Usability is important
You are a user
I know it’s not the most usable site, but soapnote.org is essentially all about usability. (Irony)
The more patients you can see in a day, the more good you can do.
The things that work against us seeing the most patients in a day should be fixed.
(I’m on a roll.)
A higher quality visit is a more effective visit.
If we have less distractions from the person we are seeing, the visit will be better.
(Are you with me?)
Clicks can become automatic but they are a distraction.
You know what you want to say and there are tugs and nudges that pull you away from it.
(Right?)
An electronic health record is a form connected to a database.
(You probably knew that intuitively.)
Usability matters
The more usable the form, the less you feel the nudges and tugs and the more you engage with the person who gave up time in their life to see you.
At some point soapnote.org will be irrelevant and obsolete. Maybe very soon. By means of robots, or AI, or machine learning, or some other technology that is smarter than soapnote.org.
But clinicians (users) need to acknowledge that usability is relevant or maybe even important.
(End of rant)
Newish features
So here’s the new stuff on soapnote.org to show your clinical applications coordinator, EHR sales rep, IT person, or whoever else it is that’s somehow wedged themself into your workflow:
1) I made up something called “The Structured Data Index” because I have mental problems when I have to click on a lot of stuff. It goes from 0 to 1. 1 means that everything on the form is a click and 0 is paradise. It’s part of another thing which I called “Sandbox Metrics” which is just a tally of all the checkboxes and drop down items and other form parts. I may be wrong that a low Structured Data Index is good and I’m wrong about stuff all day every day. But at least you can see for yourself on the site and find and make forms and see which ones work for you and which don’t.
2) Since life isn’t perfect and we can’t live in a Structured Data Index of 0, it’s probably a good idea to have an idea of what each of those horrible clicks means. In purgatory, each click ends up in a database. So I borrowed a term for databases called the “Data Dictionary” and it displays the form as an outline (or more like a table I guess). Every form on the site (all the old ones and any new one you make today) has a Data Dictionary. So – using this page as an example – I’ll show you the different views for every form on the site.
3) soapnote.org isn’t an electronic health record. That would be nuts. It doesn’t store anything you enter into it.If there’s some reason that you’d like to store the (yuck) structured data from your forms, you can download it as a CSV file and save it for some future masochistic purpose. That’s a little easier to do now and some of the buttons make more sense than they did last year.
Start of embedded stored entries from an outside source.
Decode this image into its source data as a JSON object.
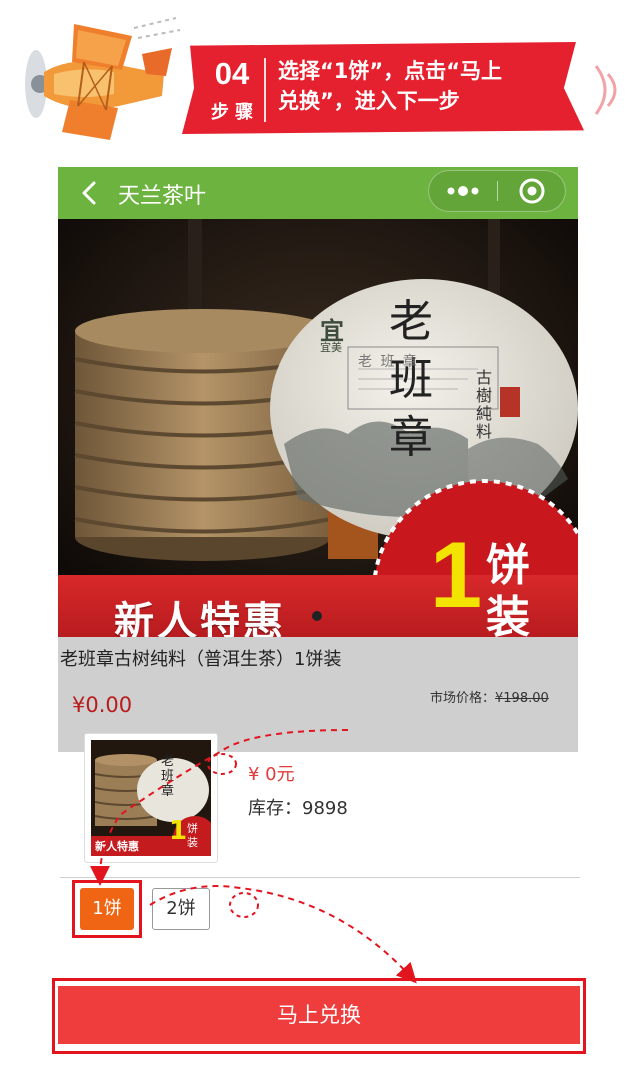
{
  "tutorial": {
    "step_number": "04",
    "step_word": "步 骤",
    "instruction_line1": "选择“1饼”，点击“马上",
    "instruction_line2": "兑换”，进入下一步"
  },
  "navbar": {
    "title": "天兰茶叶",
    "more_glyph": "•••"
  },
  "product_image": {
    "seal_big_chars": "老班章",
    "seal_small_text": "古樹純料",
    "seal_header": "老 班 章",
    "brand_mark": "宜",
    "brand_name": "宜美",
    "promo_text": "新人特惠",
    "badge_number": "1",
    "badge_char1": "饼",
    "badge_char2": "装"
  },
  "product": {
    "title": "老班章古树纯料（普洱生茶）1饼装",
    "price": "¥0.00",
    "market_price_label": "市场价格：",
    "market_price_value": "¥198.00"
  },
  "spec_panel": {
    "thumb_promo": "新人特惠",
    "thumb_num": "1",
    "thumb_c1": "饼",
    "thumb_c2": "装",
    "thumb_seal": "老班章",
    "price": "¥ 0元",
    "stock": "库存：9898",
    "options": [
      {
        "label": "1饼",
        "selected": true
      },
      {
        "label": "2饼",
        "selected": false
      }
    ]
  },
  "redeem_button": {
    "label": "马上兑换"
  },
  "colors": {
    "navbar_green": "#6db33f",
    "accent_red": "#e2151f",
    "selected_orange": "#f06513",
    "button_red": "#ef3c3c"
  }
}
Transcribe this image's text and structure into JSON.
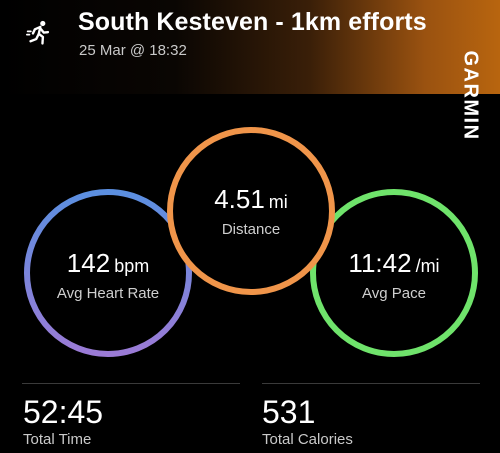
{
  "activity": {
    "title": "South Kesteven - 1km efforts",
    "datetime": "25 Mar @ 18:32",
    "icon": "running-icon"
  },
  "brand": {
    "name": "GARMIN"
  },
  "metrics": {
    "distance": {
      "value": "4.51",
      "unit": "mi",
      "label": "Distance",
      "ring_color": "#F0954A"
    },
    "heart_rate": {
      "value": "142",
      "unit": "bpm",
      "label": "Avg Heart Rate",
      "ring_colors": [
        "#5B8FE0",
        "#9B7BD6"
      ]
    },
    "pace": {
      "value": "11:42",
      "unit": "/mi",
      "label": "Avg Pace",
      "ring_color": "#6FE36B"
    }
  },
  "stats": {
    "total_time": {
      "value": "52:45",
      "label": "Total Time"
    },
    "total_calories": {
      "value": "531",
      "label": "Total Calories"
    }
  }
}
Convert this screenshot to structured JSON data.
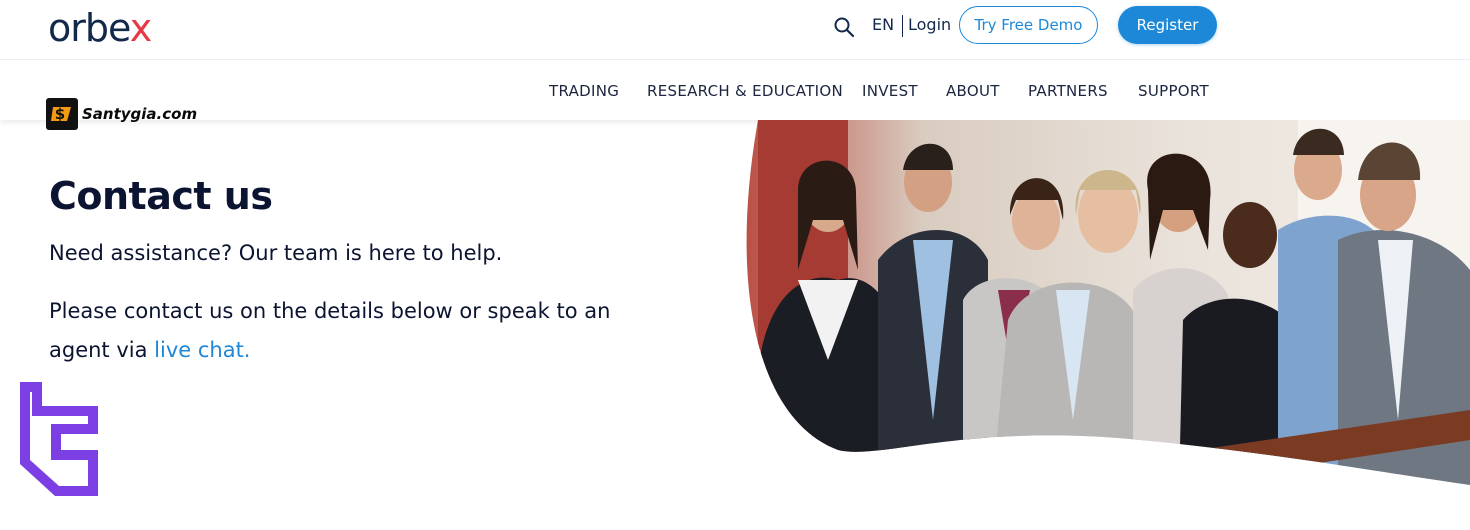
{
  "header": {
    "logo_main": "orbe",
    "logo_x": "x",
    "lang": "EN",
    "login": "Login",
    "demo_btn": "Try Free Demo",
    "register_btn": "Register"
  },
  "nav": {
    "items": [
      "TRADING",
      "RESEARCH & EDUCATION",
      "INVEST",
      "ABOUT",
      "PARTNERS",
      "SUPPORT"
    ]
  },
  "watermark": {
    "text": "Santygia.com"
  },
  "hero": {
    "title": "Contact us",
    "line1": "Need assistance? Our team is here to help.",
    "line2_prefix": "Please contact us on the details below or speak to an agent via ",
    "line2_link": "live chat."
  },
  "colors": {
    "accent": "#1e88d8",
    "brand_x": "#e63946",
    "mark": "#7b3fe4"
  },
  "icons": {
    "search": "search-icon",
    "mark": "brand-mark-icon"
  }
}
4) Or you could email the form content to yourself. If you live on a desert island don’t have government rules about privacy, you could actually use email as an electronic health record. (Please don’t do that)
5) Or you could make a form and send it out to people and have them send their response back to you so you have enough cookies and cakes at your party. Because there’s always a shortage of cookies and cakes at parties. Because soapnote.org is just a website for making and sharing forms. Or you could do something to improve your cat.